What is important in a backup system?

  • Reliable
    You don’t want to wait until you need it to discover your backups are unusable
  • Automatic
    If you have to remember to do it, it probably won’t happen as often as it should
  • Equipment Costs
    Versus the actual and invisible costs of losing your data/files/images (probably mostly emotional for us amateur photographers)
  • Recovery speed
    Not so significant for a typical amateur photographer – more significant for commercial data

Backup Options:

  • Copying to another directory on the same disk
    Useful against accidents but useless against hardware failure (motherboard, disk drive or mains power spike) or Fire/Theft
  • Copying to an external drive
    Useful against all hardware threats, so long as you keep it separate from the machine you are backing up
    Alternative, have more than one external drive and rotate them.

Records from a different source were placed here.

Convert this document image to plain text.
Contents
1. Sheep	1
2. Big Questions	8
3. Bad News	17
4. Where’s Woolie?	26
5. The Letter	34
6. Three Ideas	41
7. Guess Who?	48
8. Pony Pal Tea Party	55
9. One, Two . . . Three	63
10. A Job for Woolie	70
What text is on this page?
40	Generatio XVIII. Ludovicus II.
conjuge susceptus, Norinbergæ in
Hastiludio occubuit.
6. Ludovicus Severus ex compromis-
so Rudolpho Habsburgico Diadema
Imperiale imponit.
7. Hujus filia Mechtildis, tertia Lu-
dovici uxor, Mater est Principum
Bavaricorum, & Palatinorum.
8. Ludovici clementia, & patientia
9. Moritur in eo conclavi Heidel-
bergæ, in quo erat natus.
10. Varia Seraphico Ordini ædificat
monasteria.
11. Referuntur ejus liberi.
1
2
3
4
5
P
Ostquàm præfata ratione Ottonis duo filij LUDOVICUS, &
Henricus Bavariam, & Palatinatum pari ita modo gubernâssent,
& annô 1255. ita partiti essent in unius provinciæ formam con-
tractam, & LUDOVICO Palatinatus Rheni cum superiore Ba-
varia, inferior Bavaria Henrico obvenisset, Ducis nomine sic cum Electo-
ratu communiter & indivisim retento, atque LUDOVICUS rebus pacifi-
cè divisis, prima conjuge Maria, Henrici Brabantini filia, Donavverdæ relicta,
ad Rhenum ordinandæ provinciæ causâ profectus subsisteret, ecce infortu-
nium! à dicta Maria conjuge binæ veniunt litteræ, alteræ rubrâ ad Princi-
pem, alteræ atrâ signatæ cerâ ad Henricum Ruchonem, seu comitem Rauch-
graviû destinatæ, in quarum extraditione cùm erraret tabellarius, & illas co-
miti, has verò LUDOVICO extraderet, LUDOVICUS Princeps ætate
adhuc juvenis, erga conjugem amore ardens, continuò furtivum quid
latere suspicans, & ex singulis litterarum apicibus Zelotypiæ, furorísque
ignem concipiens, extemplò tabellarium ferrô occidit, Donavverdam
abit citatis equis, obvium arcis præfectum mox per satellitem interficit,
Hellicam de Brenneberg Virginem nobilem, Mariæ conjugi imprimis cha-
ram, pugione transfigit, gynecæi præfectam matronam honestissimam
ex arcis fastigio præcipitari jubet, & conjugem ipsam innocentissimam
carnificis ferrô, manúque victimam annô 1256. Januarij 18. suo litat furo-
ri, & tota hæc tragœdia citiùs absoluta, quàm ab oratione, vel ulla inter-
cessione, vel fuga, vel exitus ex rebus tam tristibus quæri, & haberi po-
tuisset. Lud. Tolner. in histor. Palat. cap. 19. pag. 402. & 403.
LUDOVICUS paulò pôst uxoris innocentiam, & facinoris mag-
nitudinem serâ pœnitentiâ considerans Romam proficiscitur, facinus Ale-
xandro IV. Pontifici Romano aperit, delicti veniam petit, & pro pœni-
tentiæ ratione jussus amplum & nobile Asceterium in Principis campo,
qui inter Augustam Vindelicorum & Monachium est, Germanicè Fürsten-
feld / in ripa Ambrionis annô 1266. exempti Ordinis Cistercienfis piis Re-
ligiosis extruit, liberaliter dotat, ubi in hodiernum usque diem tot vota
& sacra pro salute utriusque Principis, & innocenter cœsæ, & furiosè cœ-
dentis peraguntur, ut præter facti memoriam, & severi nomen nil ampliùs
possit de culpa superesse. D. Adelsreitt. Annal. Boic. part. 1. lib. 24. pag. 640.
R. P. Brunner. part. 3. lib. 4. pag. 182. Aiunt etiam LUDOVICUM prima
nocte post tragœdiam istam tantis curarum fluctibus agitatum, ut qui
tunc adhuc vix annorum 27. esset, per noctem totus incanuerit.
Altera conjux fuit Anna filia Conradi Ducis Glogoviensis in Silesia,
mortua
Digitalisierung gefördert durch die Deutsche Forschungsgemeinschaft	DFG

Can be automated (but then you have to leave both plugged in, see above)
  • Copying to a NAS
    Backups can be automated
    Can be kept connected while separate from the machine being backed up so a “bit” more resilient against theft but not fire if kept in the same building
    Has some built-in protection against its own hardware failure

Synology and QNas are the leading brands for “premium home” NAS solutions, I think – but I’m sure there are others. I use Synology.

Copying to Cloud based servers

  • Very easy to automate
  • May include some protection against accidents (if it keeps old versions)
  • Very good against Fire/Theft/Loss
  • Has other potential benefits, like remote access, sharing etc
  • Expensive? Subscription based.
  • Needs decent internet connection
  • Can be time consuming if you ever decide to change your Cloud provider. You would need to download all your images to a disk drive and re-save them to your new Cloud provider. Your existing provider can limit the speed of download. 

What I do

  • I have an external drive left plugged in that I automatically back up to every night
  • I swap the external drive periodically and keep the spare in a separate building
  • I synchronise all files automatically to a NAS, and between my desktop/laptop
  • I keep many files automatically backed up to cloud services (though NOT my photographs as they are too big!)